The phantom of the Elysée Palace
FORMER French president François Mitterrand was far from being a run of the mill politician. Author of many books and a Resistance fighter during the German occupation, he remains a great leader, a true intellectual and a hero in the eyes of his admirers.
At the same time his critics accuse him of playing an ambiguous role during the war when Gen Charles de Gaulle was trying to rid France of Marshall Petain, the head of the pro-Hitler regime based in Vichy. Mitterrand and De Gaulle never had an easy relationship even after the liberation of France.
When Mitterrand assumed office in May 1981, he appointed as his personal adviser a mysterious man largely unknown to the French public. François de Grossouvre, an aristocrat by birth, was Mitterrand’s friend since the Resistance days; now his missions as the éminence grise of the Elysée Palace and his ceaseless travels to foreign countries, mainly to Gabon, Morocco, Lebanon and yes, to Pakistan, would remain in the top secret category at the service of the longest ruling of all French presidentsGrossouvre took care of what certainly cannot be categorised as a state secret, but was an essential part of Mitterrand’s private life: his daughter Mazarine born out of wedlock and moving toward adulthood. Often, after work, the two men were in the habit of leaving the Elysée Palace and secretly driving in Grossouvre’s car to an apartment in Quai Branly in Paris where Mazarine lived with her mother.
Although Mazarine’s existence was public knowledge soon afterwards, mystery still surrounds the relationship between the two men and successive books, television programmes, and shortly a movie, still draw attention almost two decades after the end of Mitterrand’s presidency in 1995.
On April 7, 1994, late in the evening, François de Grossouvre was found dead in his office in the Elysée Palace. He had a bullet in his brain and a Magnum 357 lying next to his body on the blood-soaked floor. The verdict following an official investigation was ‘death by suicide’.
But there are many who reject this version and the controversy has taken a new life following the publication of a book “The last death of Mitterrand” by Raphaelle Bacqué, a journalist working for the daily Le Monde, plus a number of television reports on the subject.
The most determined contesters of the suicide thesis are the son, the daughter and the grandson of François de Grossouvre himself. Interviewed by Le Figaro magazine following a TV documentary shown on February 11 by the Fr3 network, they say the final few months of Mitterrand’s relationship with his advisor were cold and distant.The President had deprived Grossouvre of all the State missions, rendering him useless, bitter and dejected.
Wasn’t that the very reason that led to his suicide?
Patrick de Grossouvre, the son, says he would have been much satisfied with that explanation had there not been some other rather troubling details.

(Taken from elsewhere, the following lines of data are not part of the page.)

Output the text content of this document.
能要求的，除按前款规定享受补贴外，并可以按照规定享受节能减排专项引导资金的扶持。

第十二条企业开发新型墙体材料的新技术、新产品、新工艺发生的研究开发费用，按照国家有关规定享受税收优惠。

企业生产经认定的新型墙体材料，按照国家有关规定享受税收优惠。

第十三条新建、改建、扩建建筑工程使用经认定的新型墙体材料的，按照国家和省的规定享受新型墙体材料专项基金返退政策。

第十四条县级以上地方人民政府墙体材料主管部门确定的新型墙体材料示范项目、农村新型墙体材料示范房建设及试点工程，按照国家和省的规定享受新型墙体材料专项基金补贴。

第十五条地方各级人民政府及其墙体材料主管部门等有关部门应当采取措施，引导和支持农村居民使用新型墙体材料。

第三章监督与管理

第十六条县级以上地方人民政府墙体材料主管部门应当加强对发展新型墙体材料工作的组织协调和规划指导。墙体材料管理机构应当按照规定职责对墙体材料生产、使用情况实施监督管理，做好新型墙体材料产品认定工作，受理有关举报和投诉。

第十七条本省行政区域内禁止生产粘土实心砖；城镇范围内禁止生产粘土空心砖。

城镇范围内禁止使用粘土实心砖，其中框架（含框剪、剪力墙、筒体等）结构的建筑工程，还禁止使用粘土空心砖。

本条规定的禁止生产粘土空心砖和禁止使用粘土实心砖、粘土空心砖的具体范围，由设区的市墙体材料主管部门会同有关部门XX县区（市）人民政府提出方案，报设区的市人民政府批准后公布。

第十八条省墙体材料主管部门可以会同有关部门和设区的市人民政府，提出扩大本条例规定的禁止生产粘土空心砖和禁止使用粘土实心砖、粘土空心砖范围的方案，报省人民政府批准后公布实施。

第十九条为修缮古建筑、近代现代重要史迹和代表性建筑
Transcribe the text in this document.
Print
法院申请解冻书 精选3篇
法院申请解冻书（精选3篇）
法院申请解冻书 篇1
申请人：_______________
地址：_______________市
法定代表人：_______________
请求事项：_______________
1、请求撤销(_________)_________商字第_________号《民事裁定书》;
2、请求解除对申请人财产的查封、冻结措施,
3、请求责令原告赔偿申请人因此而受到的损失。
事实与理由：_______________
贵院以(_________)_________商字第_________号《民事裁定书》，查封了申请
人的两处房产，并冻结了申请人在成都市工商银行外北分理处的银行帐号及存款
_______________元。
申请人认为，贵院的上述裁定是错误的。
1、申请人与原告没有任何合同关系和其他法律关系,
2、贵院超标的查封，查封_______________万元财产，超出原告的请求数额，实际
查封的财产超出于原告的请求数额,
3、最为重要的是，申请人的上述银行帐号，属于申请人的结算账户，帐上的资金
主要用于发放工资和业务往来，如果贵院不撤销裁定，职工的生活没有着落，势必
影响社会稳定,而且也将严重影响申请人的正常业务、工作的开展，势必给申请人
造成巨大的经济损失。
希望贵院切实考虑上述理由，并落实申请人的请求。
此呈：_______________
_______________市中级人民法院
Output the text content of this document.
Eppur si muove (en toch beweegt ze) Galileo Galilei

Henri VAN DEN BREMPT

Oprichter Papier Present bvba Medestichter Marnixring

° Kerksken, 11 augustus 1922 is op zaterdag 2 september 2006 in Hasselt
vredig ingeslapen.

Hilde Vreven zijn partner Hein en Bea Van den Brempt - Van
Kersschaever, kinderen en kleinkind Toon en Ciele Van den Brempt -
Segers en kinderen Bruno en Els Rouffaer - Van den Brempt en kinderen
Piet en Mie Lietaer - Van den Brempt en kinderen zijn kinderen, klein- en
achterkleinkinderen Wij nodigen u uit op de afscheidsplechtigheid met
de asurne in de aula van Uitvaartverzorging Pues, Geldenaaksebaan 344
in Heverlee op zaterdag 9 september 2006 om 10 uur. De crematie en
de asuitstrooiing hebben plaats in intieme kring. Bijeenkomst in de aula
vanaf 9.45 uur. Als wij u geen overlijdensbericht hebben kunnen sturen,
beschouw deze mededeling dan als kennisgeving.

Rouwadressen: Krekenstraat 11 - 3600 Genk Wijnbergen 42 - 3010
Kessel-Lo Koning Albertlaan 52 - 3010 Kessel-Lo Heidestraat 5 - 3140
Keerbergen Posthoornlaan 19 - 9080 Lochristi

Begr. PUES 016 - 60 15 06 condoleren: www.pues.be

If his father, a right-handed man, had pulled the trigger, why was his left shoulder found dislocated? Then, the autopsy showed no trace of gunpowder around the wound, a sure sign that the bullet was fired from a distance.
But why should anyone try to murder the President’s top advisor and choose for the purpose his office within the Elysée Palace, with all the tough security measures that surround it?
Nathalie, Grossouvre’s daughter, says she has no answer to that question. All she knows is that her father was at the time busy writing his memoires. There were countless handwritten, typed as well as computer-printed pages that he used to keep in a safety drawer in his office. They were never found after his death.
Nathalie also speaks of death threats during her father’s lifetime; slips of paper in the letter box showing a coffin and messages saying “we never miss our target”.
François, who shares the first name with his grandfather, says he was 14 at the time but remembers well a man at their apartment door claiming he was a technician who had come to fix a fault with their telephone connection. “When my mother insisted on seeing his identity papers, he said he was going to get them from his car parked downstairs in the street. He never came back, leaving his toolbox behind”, recalls François.
The family told Le Figaro magazine Mitterrand’s presence at Grossouvre’s burial ceremony turned out to be a real torture for them. They say they knew the President was there to show to the media he had all the respect and affection for his late advisor, but this was not true. They never addressed a word to him.
François Mitterrand died on the 8th of January 1996, only a few months after leaving the office of the President of France.
But the phantom of François de Grossouvre still haunts the Elysée Palace today!
The writer is a journalist based in Paris.